Complex deductive arguments can be judged valid or invalid based on whether or not the steps in that argument follow the nine basic rules of inference. These rules of inference are all relatively simple, although when presented in formal terms they can look overly complex. Conjunction: 1. P 2. Q 3. Therefore, P and Q. 1. It is raining in New York. 2. It is raining in Boston 3. Therefore, it is raining in both New York and Boston Simplification: 1. P and Q. 2. Therefore, P. 1. It is raining in both New York and Boston. 2. Therefore, it is raining in New York. Addition: 1. P 2. Therefore, P or Q. 1. It is raining 2. Therefore, either either it is raining or the sun is shining. Absorption: 1. If P, then Q. 2. Therfore, If P then P and Q. 1. If it is raining, then I will get wet. 2. Therefore, if it is raining, then it is raining and I will get wet. Modus Ponens: 1. If P then Q. 2. P. 3. Therefore, Q. 1. If it is raining, then I will get wet. 2. It is raining. 3. Therefore, I will get wet. Modus Tollens: 1. If P then Q. 2. Not Q. (~Q). 3. Therefore, not P (~P). 1. If it had rained this morning, I would have gotten wet. 2. I did not get wet. 3. Therefore, it did not rain this morning. Hypothetical Syllogism:

1. If P then Q. 2. If Q then R. 3. Therefore, if P then R. 1. If it rains, then I will get wet. 2. If I get wet, then my shirt will be ruined. 3. If it rains, then my shirt will be ruined. Disjunctive Syllogism: 1. Either P or Q. 2. Not P (~P). 3. Therefore, Q. 1. Either it rained or I took a cab to the movies. 2. It did not rain. 3. Therefore, I took a cab to the movies. Constructive Dilemma: 1. (If P then Q) and (If R then S). 2. P or R. 3. Therefore, Q or S. 1. If it rains, then I will get wet and if it is sunny, then I will be dry. 2. Either it will rain or it will be sunny. 3. Therefore, either I will get wet or I will be dry. The above rules of inference, when combined with the rules of replacement, mean that propositional calculus is "complete." Propositional calculus is simply another name for formal logic.

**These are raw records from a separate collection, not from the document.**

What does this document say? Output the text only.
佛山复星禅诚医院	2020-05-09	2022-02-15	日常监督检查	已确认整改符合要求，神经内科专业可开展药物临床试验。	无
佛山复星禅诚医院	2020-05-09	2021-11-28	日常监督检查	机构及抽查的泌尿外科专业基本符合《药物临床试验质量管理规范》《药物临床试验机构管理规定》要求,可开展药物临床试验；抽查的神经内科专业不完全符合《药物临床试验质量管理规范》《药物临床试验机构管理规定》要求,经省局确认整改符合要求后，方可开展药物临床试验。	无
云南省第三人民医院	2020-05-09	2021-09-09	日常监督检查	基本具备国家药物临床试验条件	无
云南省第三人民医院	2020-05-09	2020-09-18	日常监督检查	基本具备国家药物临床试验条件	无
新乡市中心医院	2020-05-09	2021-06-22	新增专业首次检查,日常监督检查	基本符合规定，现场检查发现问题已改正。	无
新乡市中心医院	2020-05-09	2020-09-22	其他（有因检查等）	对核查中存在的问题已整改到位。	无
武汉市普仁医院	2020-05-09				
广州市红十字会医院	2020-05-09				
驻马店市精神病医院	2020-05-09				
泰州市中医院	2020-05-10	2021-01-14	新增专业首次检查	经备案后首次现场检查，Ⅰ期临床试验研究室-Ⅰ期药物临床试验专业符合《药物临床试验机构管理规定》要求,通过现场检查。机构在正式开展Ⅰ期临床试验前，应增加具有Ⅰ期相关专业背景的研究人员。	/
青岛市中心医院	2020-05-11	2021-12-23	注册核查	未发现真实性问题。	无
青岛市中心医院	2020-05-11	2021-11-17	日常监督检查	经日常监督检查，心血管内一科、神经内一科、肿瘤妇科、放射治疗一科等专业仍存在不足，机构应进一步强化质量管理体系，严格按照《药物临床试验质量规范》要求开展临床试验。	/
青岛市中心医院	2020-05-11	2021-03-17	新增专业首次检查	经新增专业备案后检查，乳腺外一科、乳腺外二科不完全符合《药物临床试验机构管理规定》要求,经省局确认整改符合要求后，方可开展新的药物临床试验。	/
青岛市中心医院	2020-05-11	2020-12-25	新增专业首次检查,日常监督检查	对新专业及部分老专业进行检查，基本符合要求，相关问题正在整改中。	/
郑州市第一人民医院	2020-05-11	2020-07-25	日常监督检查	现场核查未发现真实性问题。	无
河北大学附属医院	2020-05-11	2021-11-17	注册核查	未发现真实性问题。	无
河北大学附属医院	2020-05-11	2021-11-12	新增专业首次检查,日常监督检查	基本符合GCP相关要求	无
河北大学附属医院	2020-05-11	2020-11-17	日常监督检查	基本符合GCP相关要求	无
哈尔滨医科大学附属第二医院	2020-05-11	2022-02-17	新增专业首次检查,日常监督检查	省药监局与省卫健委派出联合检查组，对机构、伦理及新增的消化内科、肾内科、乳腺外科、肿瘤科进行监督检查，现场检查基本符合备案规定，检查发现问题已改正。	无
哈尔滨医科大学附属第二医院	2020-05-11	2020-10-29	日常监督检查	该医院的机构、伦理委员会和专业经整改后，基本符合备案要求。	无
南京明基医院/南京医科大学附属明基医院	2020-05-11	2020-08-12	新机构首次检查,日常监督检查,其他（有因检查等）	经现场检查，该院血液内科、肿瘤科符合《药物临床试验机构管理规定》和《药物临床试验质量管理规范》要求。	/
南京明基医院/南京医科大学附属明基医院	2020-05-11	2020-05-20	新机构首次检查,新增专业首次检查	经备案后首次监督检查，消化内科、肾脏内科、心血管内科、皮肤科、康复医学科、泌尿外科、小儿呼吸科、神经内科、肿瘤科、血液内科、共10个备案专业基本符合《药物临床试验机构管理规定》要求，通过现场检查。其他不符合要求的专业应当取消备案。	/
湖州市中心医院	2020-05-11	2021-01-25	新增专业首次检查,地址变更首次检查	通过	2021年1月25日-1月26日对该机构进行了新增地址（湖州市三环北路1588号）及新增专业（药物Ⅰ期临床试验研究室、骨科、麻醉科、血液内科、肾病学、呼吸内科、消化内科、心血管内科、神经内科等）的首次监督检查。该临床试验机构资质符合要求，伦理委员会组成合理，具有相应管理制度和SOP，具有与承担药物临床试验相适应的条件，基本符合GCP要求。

To say that it is "complete" means that, in this system, the axioms used are sufficient to demonstrate any true proposition or to justify any valid argument. The question of necessary and sufficient conditions for something relates to how we evaluate arguments. A necessary condition for an event is something which is absolutely required to exist or happen if the event is to occur. An example of this would be the existence of oxygen for human life - without oxygen, we could not live. Therefore, the existence of oxygen is a necessary condition for human life. A sufficient condition for an event, on the other hand, does not have to exist for the event to occur, but if it exists, then the event will occur. To continue with our above example, the absence of oxygen is a sufficient condition for human death. Human death can happen without the absence of oxygen and does not require the absence of oxygen. However, if oxygen disappears, then people die. Thus, an absence of oxygen is a sufficient condition for human death. A more formal way for saying that one thing, p, is a sufficient condition for some other thing, q, would be to say "if p then q," which is a standard hypothetical proposition. Confusing necessary and sufficient conditions is one way to understand how some of the rules of inference with hypothetical propositions can be violated. The fallacy of affirming the consequent, for example, makes the assumption that a sufficient condition is also a necessary condition.